Residents of Rappahannock County have long recognized that working farmland is a great asset to our community. It is also the basis for two major economic drivers in the county: agriculture and tourism.
Farmland Preservation Program
To carry this important resource into the future, the county is once again calling for applications for the Farmland Preservation Program – a purchase of development rights program in which farmers are paid to remove development rights from productive working farmland. This helps ensure that the land is always available for farming.
Through the program, landowners complete a conservation easement on their property and receive a fixed rate for each development right that they voluntarily extinguish. Besides this purchase price, the landowner is often eligible for additional financial benefits, including a federal income tax deduction, transferable state tax credits and an estate tax benefit.
This year the county – thanks to generous pledges from the Krebser Fund, the Rappahannock County Conservation Alliance and matching funds from the Commonwealth – was able to secure $100,000 to buy development rights from farmers in the county. The county hopes to use these funds to expand on previous conservation successes, such as the conservation easements on Muskrat Haven Farm in 2008 and the farmland owned by Levi Atkins in 2011, both of which were made possible through the County Farmland Preservation program.

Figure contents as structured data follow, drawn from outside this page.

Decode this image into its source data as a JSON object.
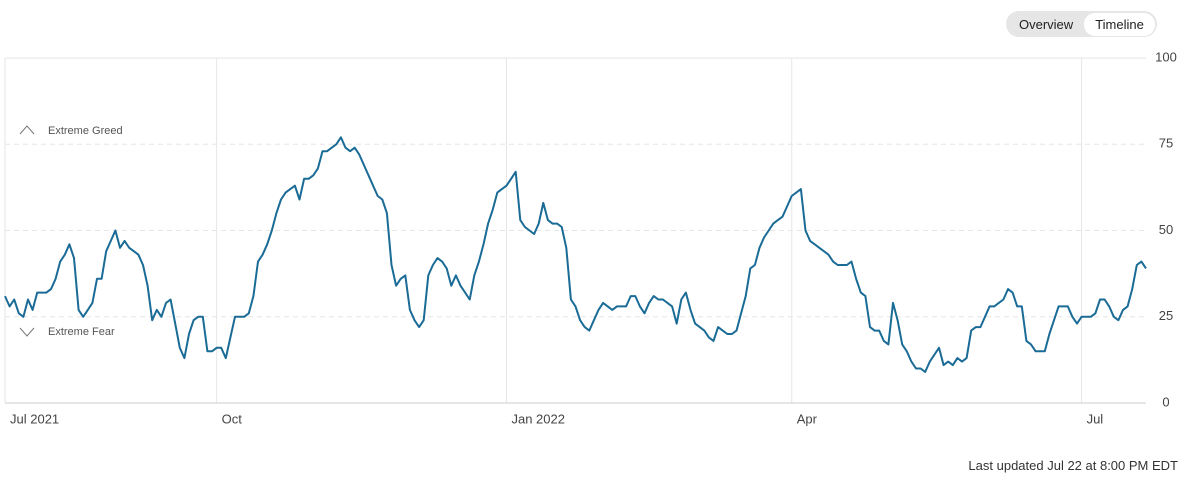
{
  "toggle": {
    "options": [
      "Overview",
      "Timeline"
    ]
  },
  "chart_data": {
    "type": "line",
    "color": "#1a6b96",
    "grid": true,
    "annotations": [
      "Extreme Greed",
      "Extreme Fear"
    ],
    "xlim": [
      0,
      248
    ],
    "xticks": [
      {
        "value": 0,
        "label": "Jul 2021"
      },
      {
        "value": 46,
        "label": "Oct"
      },
      {
        "value": 109,
        "label": "Jan 2022"
      },
      {
        "value": 171,
        "label": "Apr"
      },
      {
        "value": 234,
        "label": "Jul"
      }
    ],
    "ylim": [
      0,
      100
    ],
    "yticks": [
      0,
      25,
      50,
      75,
      100
    ],
    "values": [
      31,
      28,
      30,
      26,
      25,
      30,
      27,
      32,
      32,
      32,
      33,
      36,
      41,
      43,
      46,
      42,
      27,
      25,
      27,
      29,
      36,
      36,
      44,
      47,
      50,
      45,
      47,
      45,
      44,
      43,
      40,
      34,
      24,
      27,
      25,
      29,
      30,
      23,
      16,
      13,
      20,
      24,
      25,
      25,
      15,
      15,
      16,
      16,
      13,
      19,
      25,
      25,
      25,
      26,
      31,
      41,
      43,
      46,
      50,
      55,
      59,
      61,
      62,
      63,
      59,
      65,
      65,
      66,
      68,
      73,
      73,
      74,
      75,
      77,
      74,
      73,
      74,
      72,
      69,
      66,
      63,
      60,
      59,
      55,
      40,
      34,
      36,
      37,
      27,
      24,
      22,
      24,
      37,
      40,
      42,
      41,
      39,
      34,
      37,
      34,
      32,
      30,
      37,
      41,
      46,
      52,
      56,
      61,
      62,
      63,
      65,
      67,
      53,
      51,
      50,
      49,
      52,
      58,
      53,
      52,
      52,
      51,
      45,
      30,
      28,
      24,
      22,
      21,
      24,
      27,
      29,
      28,
      27,
      28,
      28,
      28,
      31,
      31,
      28,
      26,
      29,
      31,
      30,
      30,
      29,
      28,
      23,
      30,
      32,
      27,
      23,
      22,
      21,
      19,
      18,
      22,
      21,
      20,
      20,
      21,
      26,
      31,
      39,
      40,
      45,
      48,
      50,
      52,
      53,
      54,
      57,
      60,
      61,
      62,
      50,
      47,
      46,
      45,
      44,
      43,
      41,
      40,
      40,
      40,
      41,
      36,
      32,
      31,
      22,
      21,
      21,
      18,
      17,
      29,
      24,
      17,
      15,
      12,
      10,
      10,
      9,
      12,
      14,
      16,
      11,
      12,
      11,
      13,
      12,
      13,
      21,
      22,
      22,
      25,
      28,
      28,
      29,
      30,
      33,
      32,
      28,
      28,
      18,
      17,
      15,
      15,
      15,
      20,
      24,
      28,
      28,
      28,
      25,
      23,
      25,
      25,
      25,
      26,
      30,
      30,
      28,
      25,
      24,
      27,
      28,
      33,
      40,
      41,
      39
    ]
  },
  "footer": "Last updated Jul 22 at 8:00 PM EDT"
}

For more information on the program or for an application, contact County Administrator John McCarthy at 540-675-5330 or jwmccarthy@rappahannockcountyva.gov.
Enhanced easement benefit
In the last hours of 2012, Congress renewed an enhanced tax incentive that makes it easier for private landowners – especially working family farmers and ranchers – to protect their land with the voluntary donation of a conservation easement.
The enhanced incentive applies to a landowner’s federal income tax, and raises the deduction a donor can take for donating a voluntary conservation agreement from 30 percent of their income in any year to 50 percent, allows farmers and ranchers to deduct up to 100 percent of their income and increases the number of years over which a donor can take deductions from six to 16 years.
This easement incentive, paired with the Virginia Land Preservation Tax Credit, which provides transferable tax credits to landowners who donate easements, has made it possible for conservation-minded landowners across the Commonwealth to permanently protect important farm- land, forest land and our natural and historic resources.
When landowners donate a conservation easement, they maintain ownership and management of their land and can sell or pass the land on to their heirs – while foregoing future development rights.
“This enhanced deduction is important to many conservationminded families who want to conserve community resources that we all benefit from – such as rivers and streams, important viewsheds, prime farming soils and important wildlife habitat – but can’t afford to give these development rights up without some compensation,” said Don Loock, land conservation officer with the Piedmont Environmental Council.
Landowners now have until Dec. 31, 2013 to take advantage of this significant tax deduction for donating a voluntary conservation agreement to permanently protect important natural or historic resources on their land.